Our current understanding of Leber's hereditary optic neuropathy (LHON)-mitochondrial connection falls short of comprehensive. Twenty years of intensive investigation have yielded a wealth of information about mitochondria, the mitochondrial genome, the metabolism of the optic nerve and other structures, and the phenotypic variability of classic LHON. However, we still cannot completely explain how primary LHON mutations injure the optic nerve or why the optic nerve is particularly at risk. We cannot explain the incomplete penetrance or the male predominance of LHON, the typical onset in young adult life without warning, or the synchronicity of visual loss. Moreover, primary LHON mutations clearly are not present in every family with the LHON phenotype (including multigenerational maternal inheritance), and they are present in only a minority of individuals who have the LHON optic neuropathy phenotype without a family history. All lines of evidence point to abnormalities of the mitochondria as the direct or indirect cause of LHON. Therefore, the mitochondria-LHON connection needs to be revisited and examined closely. This review will attempt to do that and provide an update on various aspects of LHON.

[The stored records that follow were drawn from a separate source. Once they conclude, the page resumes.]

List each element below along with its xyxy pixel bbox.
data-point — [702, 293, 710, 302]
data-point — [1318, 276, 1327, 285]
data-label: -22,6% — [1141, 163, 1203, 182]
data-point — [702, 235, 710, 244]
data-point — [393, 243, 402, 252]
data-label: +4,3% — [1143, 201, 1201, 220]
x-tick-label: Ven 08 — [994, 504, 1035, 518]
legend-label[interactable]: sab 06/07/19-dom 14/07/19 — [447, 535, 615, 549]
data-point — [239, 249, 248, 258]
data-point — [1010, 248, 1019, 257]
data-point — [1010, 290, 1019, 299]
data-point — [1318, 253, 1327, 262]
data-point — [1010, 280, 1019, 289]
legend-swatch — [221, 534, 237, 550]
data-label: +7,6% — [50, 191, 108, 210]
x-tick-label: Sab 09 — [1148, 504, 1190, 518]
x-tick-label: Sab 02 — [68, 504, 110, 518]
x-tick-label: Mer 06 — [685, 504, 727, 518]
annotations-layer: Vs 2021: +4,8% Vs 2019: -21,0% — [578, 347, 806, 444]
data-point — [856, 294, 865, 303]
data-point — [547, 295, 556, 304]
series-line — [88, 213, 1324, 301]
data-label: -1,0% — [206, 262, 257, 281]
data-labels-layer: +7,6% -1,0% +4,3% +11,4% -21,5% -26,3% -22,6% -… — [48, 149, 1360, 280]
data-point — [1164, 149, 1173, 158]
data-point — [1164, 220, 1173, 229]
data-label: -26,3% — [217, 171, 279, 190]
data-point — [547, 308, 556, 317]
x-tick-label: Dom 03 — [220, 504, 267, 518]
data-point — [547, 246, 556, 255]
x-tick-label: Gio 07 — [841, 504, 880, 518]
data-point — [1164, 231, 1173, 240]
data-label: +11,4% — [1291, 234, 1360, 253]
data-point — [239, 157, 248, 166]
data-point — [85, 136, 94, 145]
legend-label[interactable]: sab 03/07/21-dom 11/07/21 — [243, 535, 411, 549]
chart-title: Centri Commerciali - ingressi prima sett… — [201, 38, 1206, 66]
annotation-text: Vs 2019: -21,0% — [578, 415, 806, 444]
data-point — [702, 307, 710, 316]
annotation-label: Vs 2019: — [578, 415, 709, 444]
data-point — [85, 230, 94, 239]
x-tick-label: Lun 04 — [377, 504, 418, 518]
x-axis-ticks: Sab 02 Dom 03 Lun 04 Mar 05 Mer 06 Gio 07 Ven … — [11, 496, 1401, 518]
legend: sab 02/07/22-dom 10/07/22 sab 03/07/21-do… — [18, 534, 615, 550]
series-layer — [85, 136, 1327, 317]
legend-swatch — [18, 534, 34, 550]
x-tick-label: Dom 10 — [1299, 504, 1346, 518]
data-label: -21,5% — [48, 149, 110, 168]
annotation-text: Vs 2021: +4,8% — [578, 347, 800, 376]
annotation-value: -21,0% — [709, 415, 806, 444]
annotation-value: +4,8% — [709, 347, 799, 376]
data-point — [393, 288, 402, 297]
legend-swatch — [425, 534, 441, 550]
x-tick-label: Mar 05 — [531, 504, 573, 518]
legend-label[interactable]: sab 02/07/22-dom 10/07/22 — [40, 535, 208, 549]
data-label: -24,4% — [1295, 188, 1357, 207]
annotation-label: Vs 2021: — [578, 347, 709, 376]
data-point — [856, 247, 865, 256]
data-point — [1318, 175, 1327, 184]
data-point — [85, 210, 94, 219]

我们目前对莱伯遗传性视神经病变(LHON)与线粒体之间联系的理解并不全面。二十年的深入研究已经产生了大量关于线粒体、线粒体基因组、视神经及其他结构的代谢以及经典LHON表型变异性的信息。然而,我们仍然无法完全解释原发性LHON突变如何损伤视神经,或者为什么视神经特别容易受到影响。我们无法解释LHON的不完全外显率或男性优势、在年轻成年期无预警的典型发病,或者视力丧失的同步性。此外,原发性LHON突变显然并非在每个具有LHON表型的家族中都存在(包括多代母系遗传),并且仅在少数无家族病史但具有LHON视神经病变表型的个体中出现。所有证据都表明线粒体异常是LHON的直接或间接原因。因此,线粒体与LHON之间的联系需要重新审视并仔细研究。本综述将尝试做到这一点,并提供LHON各个方面的最新情况。